I suffered from my first vertigo attack whilst at work in 2012, it was all very confronting as I had no idea what was happening or how to explain how I felt to anyone. This resulted in being hospitalised, where they simply told me that it was just a vertigo attack and sent me home. It was not long after this that I went back to my GP who referred me onto the Ear Nose and Throat specialist.
After my first consultation with the Ear Nose and Throat specialist I went for the balance testing, this was over a 2-week period and there are many thoughts that go through your mind during this time. In April 2014 I was finally diagnosed with Meniere’s disease. It was such a relief in a way to finally get a diagnosis after such a long time, although unfortunately my employer at the time was not as understanding as I first thought and I lost my job in July 2014. I am still yet to find employment after this, but I am staying positive and hopeful that the right job is out there waiting for me.
Meniere’s disease has had an impact on my social life, friendships and job prospects, but I wont let it rule my life so I have come up with ways to get around these issues.

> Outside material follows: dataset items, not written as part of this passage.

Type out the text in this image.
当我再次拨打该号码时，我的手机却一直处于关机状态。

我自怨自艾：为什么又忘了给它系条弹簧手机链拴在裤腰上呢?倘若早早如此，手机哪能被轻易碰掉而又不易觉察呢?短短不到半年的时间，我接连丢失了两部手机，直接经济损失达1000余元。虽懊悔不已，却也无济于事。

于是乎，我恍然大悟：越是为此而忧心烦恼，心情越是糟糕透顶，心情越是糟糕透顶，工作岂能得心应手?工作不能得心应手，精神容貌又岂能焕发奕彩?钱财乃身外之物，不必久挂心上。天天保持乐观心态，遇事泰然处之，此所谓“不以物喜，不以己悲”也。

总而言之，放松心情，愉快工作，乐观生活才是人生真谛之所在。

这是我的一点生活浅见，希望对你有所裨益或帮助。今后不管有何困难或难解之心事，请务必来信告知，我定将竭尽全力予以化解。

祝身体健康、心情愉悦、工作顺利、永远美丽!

I have also pushed myself past the fear of having a vertigo attack in a public place, which sometimes used to stop me from going places. I have found that talking about it to people has really helped me and it has also raised awareness.
My partner has been a huge help to me during this journey; he has been very supportive, understanding and has driven me to many appointments & places when I felt as though I couldn’t drive.
I am now at the stage where I haven’t had a vertigo attack since April 2015 but I have had 5-drop attacks in the last 12 months.
It was very difficult finding reliable information on Meniere’s disease until I found the Whirled Foundation’s website and Facebook page, this provided me with a lot of information on Meniere’s, the low sodium diet and related recipes and it also gave me a way to talk to people who are going through the same situation.
So I’d like to say a huge thank you to the Whirled Foundation for providing that opportunity to get the information I needed and for an amazing online support group that you have created.